In earlier times, land was readily available and buyers could opt out of buying plots with black cotton soils in favor of others with better soils. Currently, the land available has become scarce and expensive so buyers have no choice but take what is available.

Black cotton soil is found abundantly in most regions in Kenya. For example in parts of Kajiado, Nairobi, Rift Valley, Kiambu, Machakos, and Nyanza. Within the Nairobi metropolitan area this type of soil is common in Kitengela, Syokimau, Athi River and even Kamulu areas along Kangundo road.

Why is it risky to build Foundations in Black Cotton Soil?

Vertical cracks on walls experienced due to uneven settlement of foundations. Image c/o Eng Okudo

Black cotton soil, a cohesive soil, is considered a problematic soil for civil engineers. It has characteristics of swelling during rains and shrinking during summer. In both the conditions, it poses problems.

The continuous expansion and shrinkage of the soil creates a very unstable environment to build a foundation on. It is what causes the cracking in floors and walls due to the uneven settlement in foundations.

Special care must be taken into consideration when building foundations on this type of soil. This is why the cost of building is usually higher in these soils.

How should you build on black cotton soil?

There are two common ways of dealing with the soil: one can excavate all of it or have a floating foundation.

Option 1: Mass Excavation

When building on land with black cotton soil, the entire top soil is always removed through excavation using building machinery.

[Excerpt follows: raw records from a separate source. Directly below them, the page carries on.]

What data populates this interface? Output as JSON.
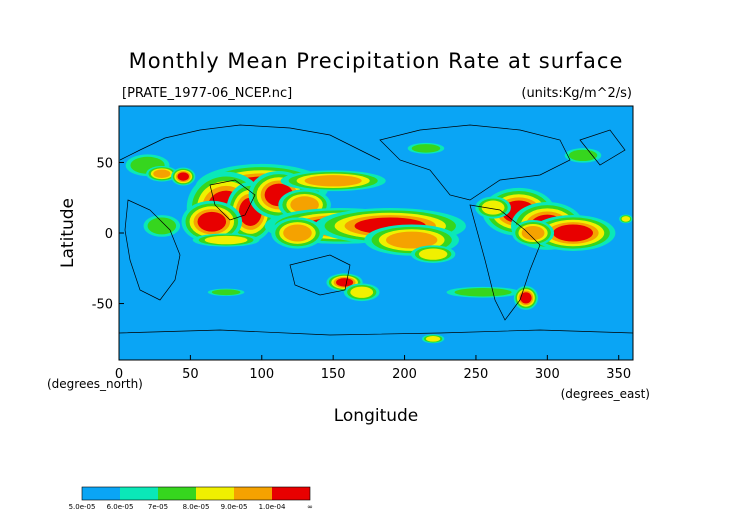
{
  "chart_data": {
    "type": "heatmap",
    "title": "Monthly Mean Precipitation Rate at surface",
    "source_label": "[PRATE_1977-06_NCEP.nc]",
    "units_label": "(units:Kg/m^2/s)",
    "xlabel": "Longitude",
    "ylabel": "Latitude",
    "x_unit_label": "(degrees_east)",
    "y_unit_label": "(degrees_north)",
    "xlim": [
      0,
      360
    ],
    "ylim": [
      -90,
      90
    ],
    "x_ticks": [
      "0",
      "50",
      "100",
      "150",
      "200",
      "250",
      "300",
      "350"
    ],
    "x_tick_values": [
      0,
      50,
      100,
      150,
      200,
      250,
      300,
      350
    ],
    "y_ticks": [
      "50",
      "0",
      "-50"
    ],
    "y_tick_values": [
      50,
      0,
      -50
    ],
    "colorbar": {
      "labels": [
        "5.0e-05",
        "6.0e-05",
        "7e-05",
        "8.0e-05",
        "9.0e-05",
        "1.0e-04",
        "∞"
      ],
      "colors": [
        "#0aa5f5",
        "#0ae8b8",
        "#36d61e",
        "#f0f000",
        "#f5a200",
        "#e80000"
      ]
    },
    "blobs": [
      {
        "lon": 100,
        "lat": 32,
        "rx": 22,
        "ry": 8,
        "level": 5
      },
      {
        "lon": 75,
        "lat": 18,
        "rx": 13,
        "ry": 12,
        "level": 5
      },
      {
        "lon": 92,
        "lat": 15,
        "rx": 8,
        "ry": 10,
        "level": 5
      },
      {
        "lon": 65,
        "lat": 8,
        "rx": 10,
        "ry": 7,
        "level": 5
      },
      {
        "lon": 112,
        "lat": 27,
        "rx": 10,
        "ry": 8,
        "level": 5
      },
      {
        "lon": 150,
        "lat": 37,
        "rx": 20,
        "ry": 4,
        "level": 4
      },
      {
        "lon": 130,
        "lat": 20,
        "rx": 10,
        "ry": 6,
        "level": 4
      },
      {
        "lon": 155,
        "lat": 5,
        "rx": 25,
        "ry": 6,
        "level": 5
      },
      {
        "lon": 190,
        "lat": 5,
        "rx": 25,
        "ry": 6,
        "level": 5
      },
      {
        "lon": 205,
        "lat": -5,
        "rx": 18,
        "ry": 6,
        "level": 4
      },
      {
        "lon": 220,
        "lat": -15,
        "rx": 10,
        "ry": 4,
        "level": 3
      },
      {
        "lon": 125,
        "lat": 0,
        "rx": 10,
        "ry": 6,
        "level": 4
      },
      {
        "lon": 75,
        "lat": -5,
        "rx": 15,
        "ry": 3,
        "level": 3
      },
      {
        "lon": 30,
        "lat": 5,
        "rx": 10,
        "ry": 6,
        "level": 2
      },
      {
        "lon": 20,
        "lat": 48,
        "rx": 12,
        "ry": 6,
        "level": 2
      },
      {
        "lon": 30,
        "lat": 42,
        "rx": 6,
        "ry": 3,
        "level": 4
      },
      {
        "lon": 45,
        "lat": 40,
        "rx": 4,
        "ry": 3,
        "level": 5
      },
      {
        "lon": 280,
        "lat": 15,
        "rx": 12,
        "ry": 8,
        "level": 5
      },
      {
        "lon": 300,
        "lat": 5,
        "rx": 12,
        "ry": 8,
        "level": 5
      },
      {
        "lon": 318,
        "lat": 0,
        "rx": 14,
        "ry": 6,
        "level": 5
      },
      {
        "lon": 290,
        "lat": 0,
        "rx": 8,
        "ry": 5,
        "level": 4
      },
      {
        "lon": 262,
        "lat": 18,
        "rx": 8,
        "ry": 5,
        "level": 3
      },
      {
        "lon": 158,
        "lat": -35,
        "rx": 6,
        "ry": 3,
        "level": 5
      },
      {
        "lon": 170,
        "lat": -42,
        "rx": 8,
        "ry": 4,
        "level": 3
      },
      {
        "lon": 75,
        "lat": -42,
        "rx": 10,
        "ry": 2,
        "level": 2
      },
      {
        "lon": 255,
        "lat": -42,
        "rx": 20,
        "ry": 3,
        "level": 2
      },
      {
        "lon": 285,
        "lat": -46,
        "rx": 4,
        "ry": 4,
        "level": 5
      },
      {
        "lon": 215,
        "lat": 60,
        "rx": 10,
        "ry": 3,
        "level": 2
      },
      {
        "lon": 325,
        "lat": 55,
        "rx": 10,
        "ry": 4,
        "level": 2
      },
      {
        "lon": 355,
        "lat": 10,
        "rx": 3,
        "ry": 2,
        "level": 3
      },
      {
        "lon": 220,
        "lat": -75,
        "rx": 5,
        "ry": 2,
        "level": 3
      }
    ]
  }
}
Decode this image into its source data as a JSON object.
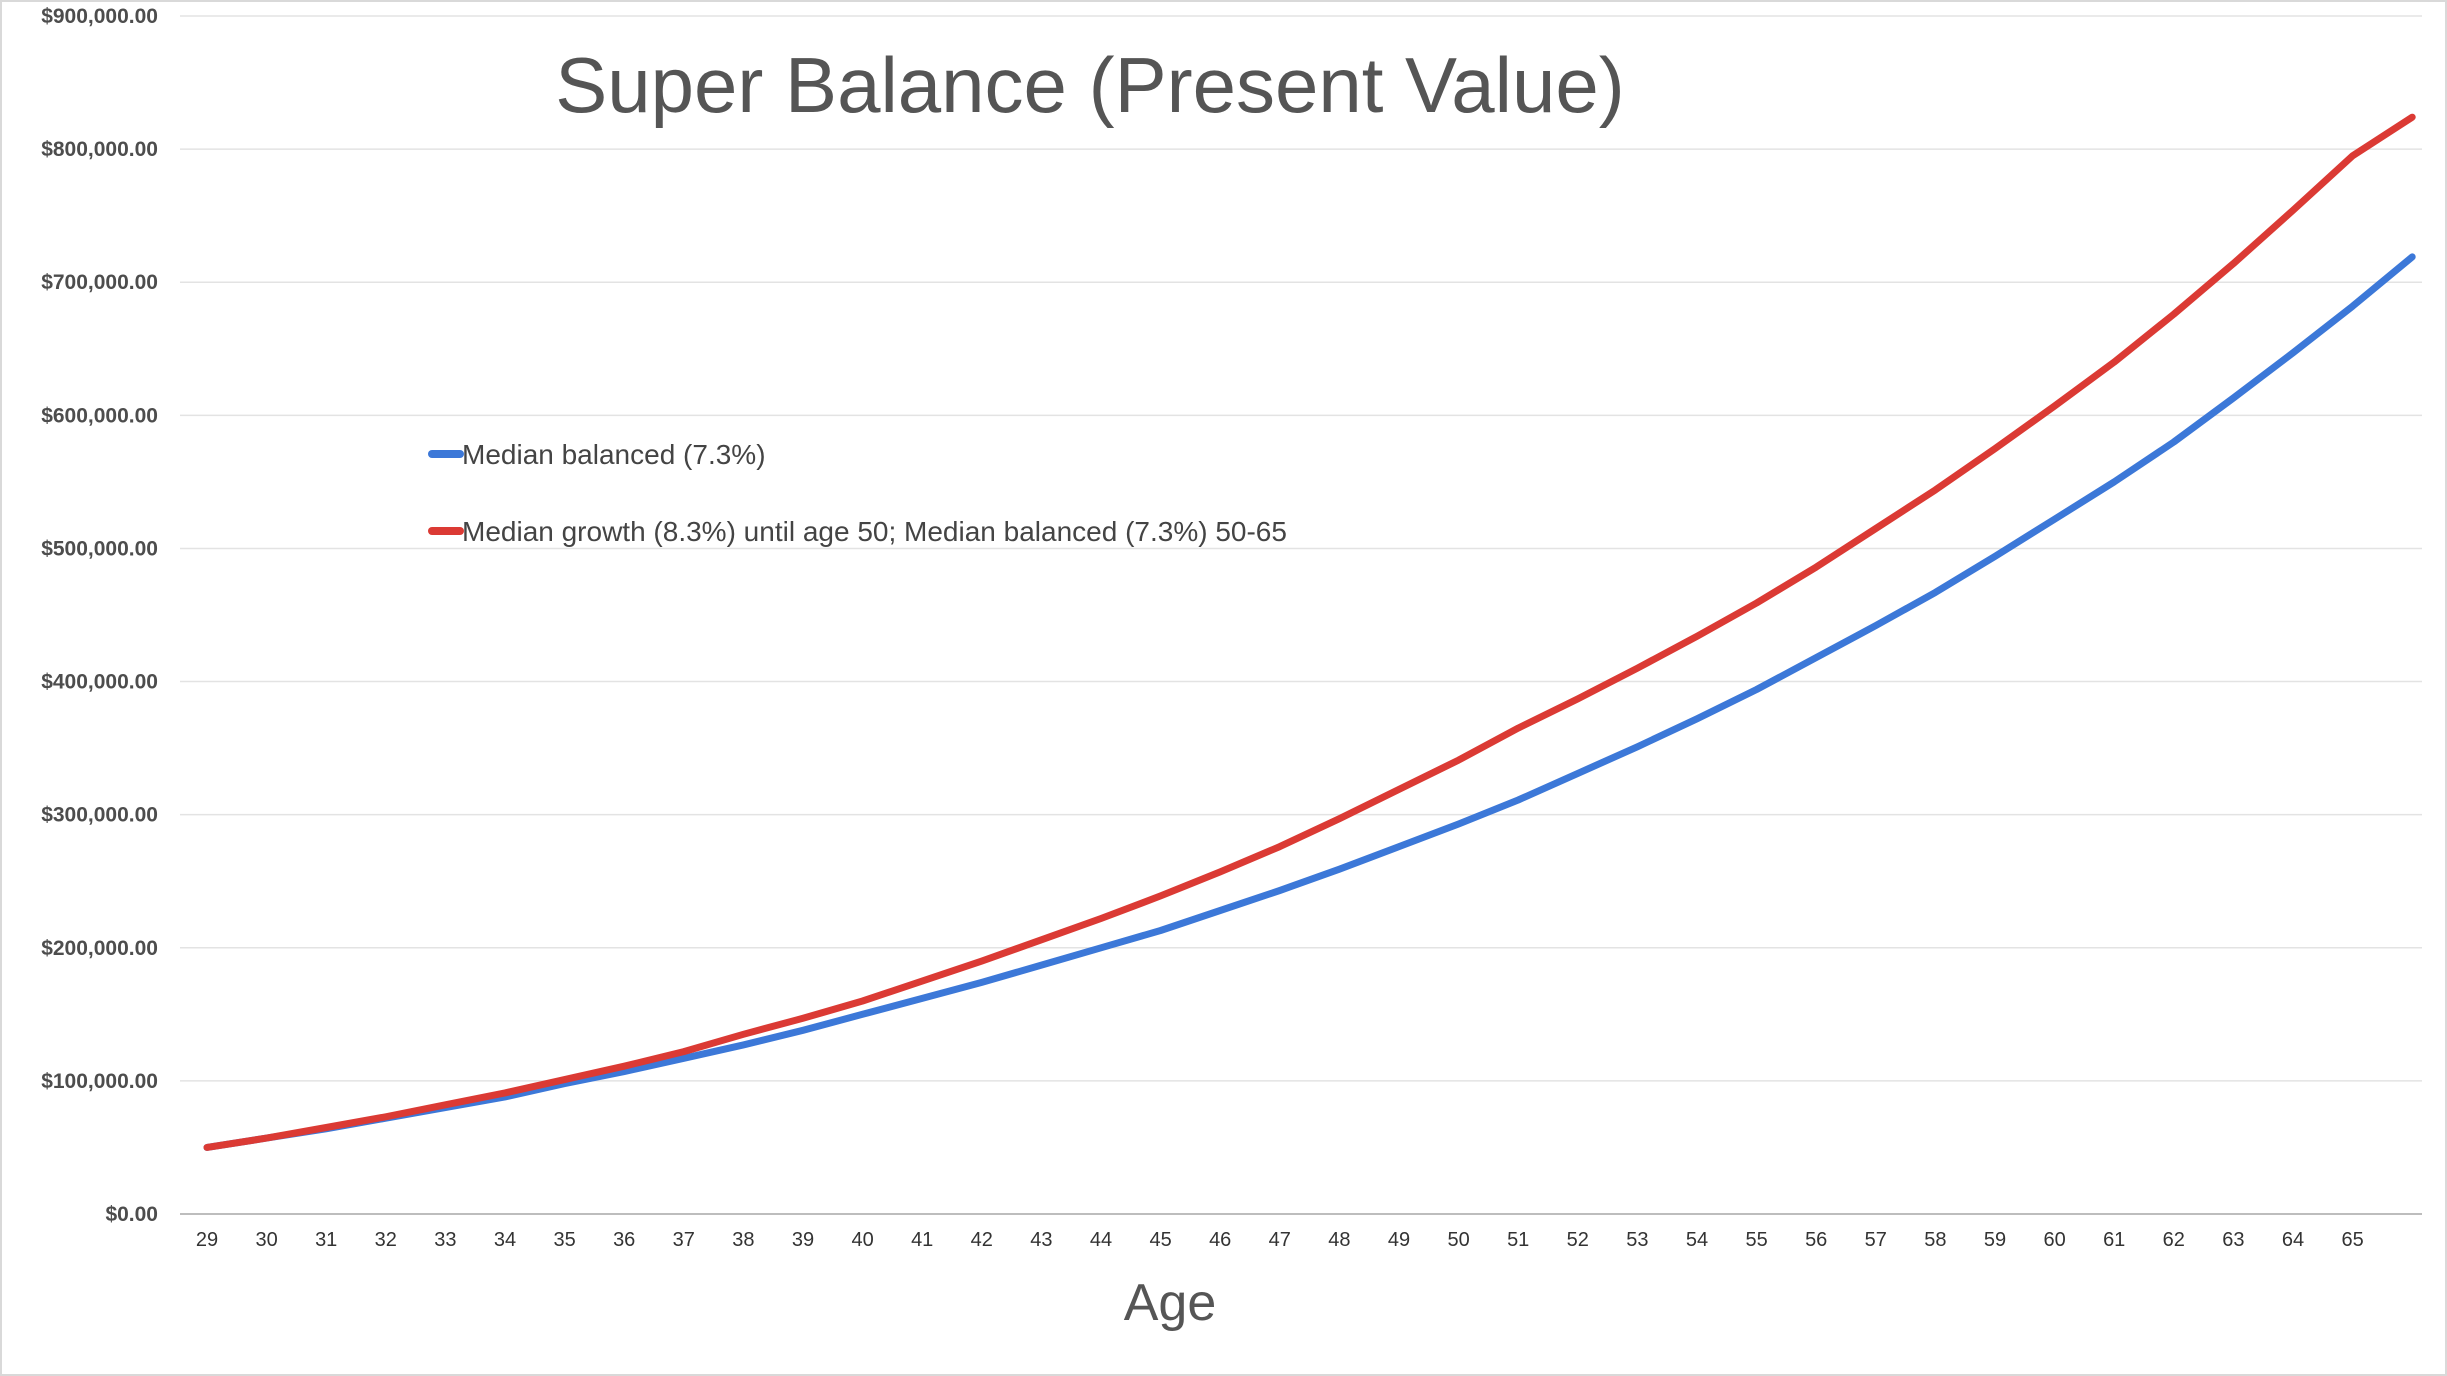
{
  "chart_data": {
    "type": "line",
    "title": "Super Balance (Present Value)",
    "xlabel": "Age",
    "ylabel": "",
    "x": [
      29,
      30,
      31,
      32,
      33,
      34,
      35,
      36,
      37,
      38,
      39,
      40,
      41,
      42,
      43,
      44,
      45,
      46,
      47,
      48,
      49,
      50,
      51,
      52,
      53,
      54,
      55,
      56,
      57,
      58,
      59,
      60,
      61,
      62,
      63,
      64,
      65,
      66
    ],
    "x_tick_labels": [
      "29",
      "30",
      "31",
      "32",
      "33",
      "34",
      "35",
      "36",
      "37",
      "38",
      "39",
      "40",
      "41",
      "42",
      "43",
      "44",
      "45",
      "46",
      "47",
      "48",
      "49",
      "50",
      "51",
      "52",
      "53",
      "54",
      "55",
      "56",
      "57",
      "58",
      "59",
      "60",
      "61",
      "62",
      "63",
      "64",
      "65"
    ],
    "ylim": [
      0,
      900000
    ],
    "y_ticks": [
      0,
      100000,
      200000,
      300000,
      400000,
      500000,
      600000,
      700000,
      800000,
      900000
    ],
    "y_tick_labels": [
      "$0.00",
      "$100,000.00",
      "$200,000.00",
      "$300,000.00",
      "$400,000.00",
      "$500,000.00",
      "$600,000.00",
      "$700,000.00",
      "$800,000.00",
      "$900,000.00"
    ],
    "grid": true,
    "legend_position": "upper-left",
    "series": [
      {
        "name": "Median balanced (7.3%)",
        "color": "#3c78d8",
        "values": [
          50000,
          57000,
          64000,
          72000,
          80000,
          88000,
          98000,
          107000,
          117000,
          127000,
          138000,
          150000,
          162000,
          174000,
          187000,
          200000,
          213000,
          228000,
          243000,
          259000,
          276000,
          293000,
          311000,
          331000,
          351000,
          372000,
          394000,
          418000,
          442000,
          467000,
          494000,
          522000,
          550000,
          580000,
          613000,
          647000,
          682000,
          719000
        ]
      },
      {
        "name": "Median growth (8.3%) until age 50; Median balanced (7.3%) 50-65",
        "color": "#db3a34",
        "values": [
          50000,
          57000,
          65000,
          73000,
          82000,
          91000,
          101000,
          111000,
          122000,
          135000,
          147000,
          160000,
          175000,
          190000,
          206000,
          222000,
          239000,
          257000,
          276000,
          297000,
          319000,
          341000,
          365000,
          387000,
          410000,
          434000,
          459000,
          486000,
          515000,
          544000,
          575000,
          607000,
          640000,
          676000,
          714000,
          754000,
          795000,
          824000
        ]
      }
    ]
  }
}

Mass excavation in progress. Image c/o Miata Projects

Once the soil has been excavated, you can start construction using the normal strip foundation that is common for residential houses.

The additional costs that the homebuilder incurs here include the costs of hiring an excavator, transportation costs of the excavated soil, and backfill materials.

Option 2: Using floating foundations

Generally, if the black cotton soil is more than 1.5m in depth and the homebuilder has no intention of creating a basement, it becomes uneconomical to excavate the whole of it.

This requires a suspended type of foundation whereby columns are dug till solid rock or firm ground and protrude slightly above the ground level.

Pad foundations can be used on black cotton soil
Pad Foundation

The suspended type of foundation is known as the pad foundation. Here excavation will be done only for the load-bearing components of the house, which are the columns and ground beams. These columns and beams will then support the entire structure above the soil near the surface.

Waste water management

Black cotton soil has poor drainage. When constructing soak pits in the terrain with this type of soil, water doesn’t percolate. In stead it stagnates on ground. 

In such areas its advisable to fill in the soak pit with large sized quarry chips to make the soakage faster. Alternatively the soak pit will have to be dug deeper till one reaches the stone.

Please ensure you engage a professional before undertaking any building project.